Gefördert wird nur, wer tatsächlich arbeitslos ist. Ein direkter Übergang aus einem bestehenden Beschäftigungsverhältnis in die selbständige Erwerbstätigkeit unter Mitnahme des Zuschusses ist nicht möglich. Zudem erhalten Arbeitnehmer, die ohne wichtigen Grund selbst kündigen, für eine Karenzzeit von drei Monaten keine Förderung.

Außerdem können nur Arbeitslose gefördert werden, die noch einen Restanspruch auf Arbeitslosengeld von mindestens 90 Tagen haben. In einer Übergangsphase bis zum 1. November können Gründerinnen und Gründer, die einen geringeren Restanspruch haben, mit Überbrückungsgeld gefördert werden.

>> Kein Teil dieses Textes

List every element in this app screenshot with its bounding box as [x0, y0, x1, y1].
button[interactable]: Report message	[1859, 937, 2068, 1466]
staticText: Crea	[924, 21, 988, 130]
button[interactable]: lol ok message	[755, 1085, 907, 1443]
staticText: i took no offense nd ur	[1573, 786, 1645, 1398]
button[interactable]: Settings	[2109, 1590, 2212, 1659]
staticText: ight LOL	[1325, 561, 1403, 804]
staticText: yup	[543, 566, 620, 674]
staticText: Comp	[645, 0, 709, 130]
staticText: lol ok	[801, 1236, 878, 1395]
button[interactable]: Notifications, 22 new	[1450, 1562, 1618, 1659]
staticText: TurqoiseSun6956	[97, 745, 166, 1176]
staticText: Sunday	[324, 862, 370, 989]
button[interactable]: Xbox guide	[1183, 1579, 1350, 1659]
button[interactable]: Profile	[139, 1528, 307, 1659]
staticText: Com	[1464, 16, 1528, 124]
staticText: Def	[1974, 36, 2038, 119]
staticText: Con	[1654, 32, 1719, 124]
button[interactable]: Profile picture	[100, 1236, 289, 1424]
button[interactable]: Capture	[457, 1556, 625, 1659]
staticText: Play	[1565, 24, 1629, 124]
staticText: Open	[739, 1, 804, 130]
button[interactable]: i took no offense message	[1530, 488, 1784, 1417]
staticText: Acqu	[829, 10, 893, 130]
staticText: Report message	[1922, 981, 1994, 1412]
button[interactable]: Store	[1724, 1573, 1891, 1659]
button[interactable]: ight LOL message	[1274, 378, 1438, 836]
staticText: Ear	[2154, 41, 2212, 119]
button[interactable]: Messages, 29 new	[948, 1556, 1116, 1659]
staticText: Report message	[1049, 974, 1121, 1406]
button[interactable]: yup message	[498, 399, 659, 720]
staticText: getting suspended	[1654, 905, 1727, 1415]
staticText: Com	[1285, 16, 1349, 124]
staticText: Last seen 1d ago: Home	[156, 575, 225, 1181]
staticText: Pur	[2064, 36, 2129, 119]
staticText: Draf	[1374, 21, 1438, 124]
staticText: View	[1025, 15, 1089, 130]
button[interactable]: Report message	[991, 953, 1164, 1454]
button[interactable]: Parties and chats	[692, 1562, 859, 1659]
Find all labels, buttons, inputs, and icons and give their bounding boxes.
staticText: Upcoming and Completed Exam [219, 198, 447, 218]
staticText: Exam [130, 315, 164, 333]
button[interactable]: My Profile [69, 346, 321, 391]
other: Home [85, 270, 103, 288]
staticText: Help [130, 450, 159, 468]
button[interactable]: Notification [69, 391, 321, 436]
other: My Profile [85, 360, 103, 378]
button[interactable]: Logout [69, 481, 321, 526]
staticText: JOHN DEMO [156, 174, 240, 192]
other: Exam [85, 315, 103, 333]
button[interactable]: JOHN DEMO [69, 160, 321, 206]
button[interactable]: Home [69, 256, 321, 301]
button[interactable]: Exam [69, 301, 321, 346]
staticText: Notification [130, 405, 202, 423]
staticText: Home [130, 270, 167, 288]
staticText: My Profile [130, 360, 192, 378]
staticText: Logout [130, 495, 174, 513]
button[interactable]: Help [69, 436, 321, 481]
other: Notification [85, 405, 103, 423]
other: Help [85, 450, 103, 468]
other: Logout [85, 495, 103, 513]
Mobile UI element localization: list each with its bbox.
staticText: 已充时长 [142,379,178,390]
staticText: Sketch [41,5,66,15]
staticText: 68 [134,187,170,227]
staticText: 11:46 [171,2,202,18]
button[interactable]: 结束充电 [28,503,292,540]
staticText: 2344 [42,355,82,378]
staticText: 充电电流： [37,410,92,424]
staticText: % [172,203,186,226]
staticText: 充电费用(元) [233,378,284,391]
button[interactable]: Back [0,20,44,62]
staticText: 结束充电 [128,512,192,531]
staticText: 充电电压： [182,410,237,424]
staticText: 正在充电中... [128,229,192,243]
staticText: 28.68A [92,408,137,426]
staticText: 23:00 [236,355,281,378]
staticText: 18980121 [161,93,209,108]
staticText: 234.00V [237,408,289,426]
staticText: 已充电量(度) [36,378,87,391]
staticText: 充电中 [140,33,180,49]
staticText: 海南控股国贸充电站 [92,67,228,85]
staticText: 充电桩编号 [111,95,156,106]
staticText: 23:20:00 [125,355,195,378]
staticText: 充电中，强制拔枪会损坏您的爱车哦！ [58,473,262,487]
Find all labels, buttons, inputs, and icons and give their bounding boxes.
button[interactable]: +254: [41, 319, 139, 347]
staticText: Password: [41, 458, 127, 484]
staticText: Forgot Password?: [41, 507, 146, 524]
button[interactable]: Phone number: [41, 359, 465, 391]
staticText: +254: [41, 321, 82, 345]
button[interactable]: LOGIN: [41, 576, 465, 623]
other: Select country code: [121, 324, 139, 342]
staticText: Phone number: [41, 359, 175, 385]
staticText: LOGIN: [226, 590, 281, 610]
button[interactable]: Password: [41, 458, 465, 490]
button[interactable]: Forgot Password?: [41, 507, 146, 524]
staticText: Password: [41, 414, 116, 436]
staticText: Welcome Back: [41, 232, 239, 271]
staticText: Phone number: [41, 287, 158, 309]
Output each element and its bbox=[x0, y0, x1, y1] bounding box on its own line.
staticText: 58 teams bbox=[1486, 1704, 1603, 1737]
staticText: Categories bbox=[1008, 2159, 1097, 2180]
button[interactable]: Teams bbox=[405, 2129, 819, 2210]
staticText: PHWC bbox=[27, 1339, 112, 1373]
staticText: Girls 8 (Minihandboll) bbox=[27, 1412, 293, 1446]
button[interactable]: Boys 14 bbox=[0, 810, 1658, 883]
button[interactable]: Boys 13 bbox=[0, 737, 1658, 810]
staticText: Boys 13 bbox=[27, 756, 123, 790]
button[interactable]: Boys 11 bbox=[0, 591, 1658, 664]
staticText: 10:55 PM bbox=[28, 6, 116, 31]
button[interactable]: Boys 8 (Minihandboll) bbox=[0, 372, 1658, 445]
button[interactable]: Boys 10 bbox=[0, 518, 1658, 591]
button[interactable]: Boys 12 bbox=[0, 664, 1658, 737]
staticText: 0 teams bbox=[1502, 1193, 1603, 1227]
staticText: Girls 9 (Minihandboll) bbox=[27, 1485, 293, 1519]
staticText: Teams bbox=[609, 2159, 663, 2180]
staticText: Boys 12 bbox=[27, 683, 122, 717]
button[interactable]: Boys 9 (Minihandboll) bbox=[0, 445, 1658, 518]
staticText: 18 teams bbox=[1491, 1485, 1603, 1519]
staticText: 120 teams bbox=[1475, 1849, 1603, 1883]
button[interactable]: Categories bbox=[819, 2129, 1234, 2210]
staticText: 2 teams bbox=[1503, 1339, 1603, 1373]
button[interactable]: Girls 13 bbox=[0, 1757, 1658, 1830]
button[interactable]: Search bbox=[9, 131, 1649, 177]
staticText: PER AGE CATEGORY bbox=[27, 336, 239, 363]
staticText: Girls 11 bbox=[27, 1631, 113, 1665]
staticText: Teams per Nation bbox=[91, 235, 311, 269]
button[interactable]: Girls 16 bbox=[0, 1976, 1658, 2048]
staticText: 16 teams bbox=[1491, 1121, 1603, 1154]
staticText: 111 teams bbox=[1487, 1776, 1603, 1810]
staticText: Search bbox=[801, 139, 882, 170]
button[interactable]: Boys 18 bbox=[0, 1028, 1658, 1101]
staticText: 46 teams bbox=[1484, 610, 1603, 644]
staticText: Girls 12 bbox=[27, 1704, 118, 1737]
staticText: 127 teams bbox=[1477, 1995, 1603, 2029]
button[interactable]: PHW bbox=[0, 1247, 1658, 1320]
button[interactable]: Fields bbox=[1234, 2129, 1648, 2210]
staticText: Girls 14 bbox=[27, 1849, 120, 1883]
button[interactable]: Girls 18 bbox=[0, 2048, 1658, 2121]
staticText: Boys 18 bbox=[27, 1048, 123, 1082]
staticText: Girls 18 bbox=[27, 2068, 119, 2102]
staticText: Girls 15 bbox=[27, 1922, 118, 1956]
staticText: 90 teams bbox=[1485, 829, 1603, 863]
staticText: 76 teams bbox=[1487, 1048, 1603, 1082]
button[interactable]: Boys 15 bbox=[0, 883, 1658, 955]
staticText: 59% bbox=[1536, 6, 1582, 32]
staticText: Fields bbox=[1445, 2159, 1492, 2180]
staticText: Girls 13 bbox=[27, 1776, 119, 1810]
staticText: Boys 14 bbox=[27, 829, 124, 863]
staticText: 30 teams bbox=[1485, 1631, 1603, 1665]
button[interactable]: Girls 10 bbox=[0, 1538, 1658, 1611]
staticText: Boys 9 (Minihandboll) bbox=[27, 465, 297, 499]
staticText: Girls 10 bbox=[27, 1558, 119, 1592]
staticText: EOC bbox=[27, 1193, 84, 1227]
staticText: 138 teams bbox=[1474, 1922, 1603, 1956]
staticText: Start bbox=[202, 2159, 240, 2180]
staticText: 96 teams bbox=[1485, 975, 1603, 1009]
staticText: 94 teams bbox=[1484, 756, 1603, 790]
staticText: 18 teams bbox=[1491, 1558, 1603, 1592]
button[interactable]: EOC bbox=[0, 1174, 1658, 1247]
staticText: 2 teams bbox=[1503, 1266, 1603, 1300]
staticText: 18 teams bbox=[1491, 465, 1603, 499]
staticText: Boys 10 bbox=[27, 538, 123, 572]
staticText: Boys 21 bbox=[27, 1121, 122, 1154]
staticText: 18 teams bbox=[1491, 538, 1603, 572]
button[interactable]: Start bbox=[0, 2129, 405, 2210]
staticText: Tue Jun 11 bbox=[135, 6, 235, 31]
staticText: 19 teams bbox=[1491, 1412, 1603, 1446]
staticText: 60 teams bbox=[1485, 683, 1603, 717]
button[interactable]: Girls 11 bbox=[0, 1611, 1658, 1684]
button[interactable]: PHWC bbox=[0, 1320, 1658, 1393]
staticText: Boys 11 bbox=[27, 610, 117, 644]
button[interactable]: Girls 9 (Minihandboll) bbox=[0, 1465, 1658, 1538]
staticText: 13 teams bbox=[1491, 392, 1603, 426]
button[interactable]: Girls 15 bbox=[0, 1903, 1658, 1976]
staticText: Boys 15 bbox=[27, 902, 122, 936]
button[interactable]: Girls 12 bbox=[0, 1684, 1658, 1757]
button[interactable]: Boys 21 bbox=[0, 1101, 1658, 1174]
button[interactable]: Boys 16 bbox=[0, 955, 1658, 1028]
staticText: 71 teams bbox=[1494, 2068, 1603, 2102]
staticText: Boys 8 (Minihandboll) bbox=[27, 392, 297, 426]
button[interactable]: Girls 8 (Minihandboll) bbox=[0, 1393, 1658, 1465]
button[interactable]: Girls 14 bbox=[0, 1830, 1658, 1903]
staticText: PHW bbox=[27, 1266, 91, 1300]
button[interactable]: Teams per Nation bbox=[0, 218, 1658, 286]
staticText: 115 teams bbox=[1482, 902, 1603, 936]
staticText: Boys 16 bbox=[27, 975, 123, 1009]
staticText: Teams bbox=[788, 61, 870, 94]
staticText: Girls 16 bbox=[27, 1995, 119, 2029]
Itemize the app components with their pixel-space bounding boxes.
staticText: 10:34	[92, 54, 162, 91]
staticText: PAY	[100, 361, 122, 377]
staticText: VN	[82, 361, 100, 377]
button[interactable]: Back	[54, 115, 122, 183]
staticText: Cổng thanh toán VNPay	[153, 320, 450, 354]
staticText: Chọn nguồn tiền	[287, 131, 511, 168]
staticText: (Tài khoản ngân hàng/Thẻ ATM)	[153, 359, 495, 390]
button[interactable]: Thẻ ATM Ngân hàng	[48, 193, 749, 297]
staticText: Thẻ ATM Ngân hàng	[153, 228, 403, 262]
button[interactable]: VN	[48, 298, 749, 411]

Grundlage für die Förderung ist weiterhin die Stellungnahme einer fachkundigen Stelle über die Tragfähigkeit des Gründungsvorhabens. Zusätzlich müssen die Gründerinnen und Gründer ihre persönliche und fachliche Eignung darlegen. Die Agentur für Arbeit kann bei Vorliegen begründeter Zweifel die Teilnahme an einer Maßnahme der Eignungsfeststellung oder der Existenzgründungsvorbereitung verlangen.

Während der Förderung wird ein noch bestehender Anspruch auf Arbeitslosengeld verbraucht.

Für Unternehmerinnen und Unternehmer, die bereits mit dem Überbrückungsgeld oder dem Existenzgründungszuschuss gefördert werden, ändert sich durch die Neugestaltung nichts.